Paul Batty

Personal information
- Full name: Paul William Batty
- Date of birth: 9 January 1964 (age 62)
- Place of birth: Edlington, England
- Height: 5 ft 7 in (1.70 m)
- Position: Midfielder

Youth career
- Swindon Town

Senior career*
- Years: Team / Apps / (Gls)
- 1982–1985: Swindon Town / 108 / (7)
- 1985–1986: Chesterfield / 26 / (0)
- 1986–1991: Exeter City / 111 / (11)
- 1991–1993: Yeovil Town / 83 / (9)
- 1993–1994: Bath City / 31 / (3)
- 1994–1995: Salisbury City / 18 / (3)

= Paul Batty =

English footballer

Paul William Batty (born 9 January 1964) is an English former professional footballer who made nearly 250 appearances in the Football League. He played as a midfielder.

Batty began his career as an apprentice with Swindon Town, turning professional in January 1982. He made his debut on 25 September 1982 as Swindon won 1–0 at home to Crewe Alexandra and remained a regular for the next two seasons. He lost his place late in 1985 and was released at the end of the season.
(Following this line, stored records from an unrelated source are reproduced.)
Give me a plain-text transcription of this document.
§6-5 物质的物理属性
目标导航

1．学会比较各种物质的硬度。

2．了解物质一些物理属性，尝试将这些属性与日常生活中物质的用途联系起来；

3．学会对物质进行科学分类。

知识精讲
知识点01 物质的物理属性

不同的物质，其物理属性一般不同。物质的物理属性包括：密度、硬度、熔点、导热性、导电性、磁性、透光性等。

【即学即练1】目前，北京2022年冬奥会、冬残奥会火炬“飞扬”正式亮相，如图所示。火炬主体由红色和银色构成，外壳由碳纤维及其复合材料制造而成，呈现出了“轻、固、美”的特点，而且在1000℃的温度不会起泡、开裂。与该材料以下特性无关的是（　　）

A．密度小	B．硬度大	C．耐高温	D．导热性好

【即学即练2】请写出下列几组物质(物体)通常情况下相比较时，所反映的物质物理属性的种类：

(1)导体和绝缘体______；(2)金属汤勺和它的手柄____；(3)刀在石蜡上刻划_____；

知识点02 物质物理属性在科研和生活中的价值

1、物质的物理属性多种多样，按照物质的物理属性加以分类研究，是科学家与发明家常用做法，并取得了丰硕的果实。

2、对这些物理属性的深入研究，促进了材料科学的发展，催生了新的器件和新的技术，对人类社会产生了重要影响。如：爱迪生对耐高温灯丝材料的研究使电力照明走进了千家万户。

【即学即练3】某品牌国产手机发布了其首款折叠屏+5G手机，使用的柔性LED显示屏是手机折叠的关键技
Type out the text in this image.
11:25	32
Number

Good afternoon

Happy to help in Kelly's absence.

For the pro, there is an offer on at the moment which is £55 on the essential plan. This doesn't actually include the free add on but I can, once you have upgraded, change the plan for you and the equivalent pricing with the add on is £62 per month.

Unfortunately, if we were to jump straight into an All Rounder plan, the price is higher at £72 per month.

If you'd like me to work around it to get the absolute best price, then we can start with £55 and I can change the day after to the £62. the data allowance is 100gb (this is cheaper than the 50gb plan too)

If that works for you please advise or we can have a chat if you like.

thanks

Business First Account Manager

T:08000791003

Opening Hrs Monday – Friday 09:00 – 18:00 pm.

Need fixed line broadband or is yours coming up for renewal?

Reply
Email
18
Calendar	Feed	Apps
He joined Chesterfield but left to join Exeter City in 1986. After five years with Exeter he dropped out of league football, joining Yeovil Town in March 1991. In 1992, he scored a hat-trick as Yeovil knocked Football League team Torquay United out of the FA Cup. He joined Bath City in July 1993, scoring the goal that knocked league side Hereford United out of the following season's FA Cup. He struggled with a knee injury towards the end of the season and left to join Salisbury City in July 1994.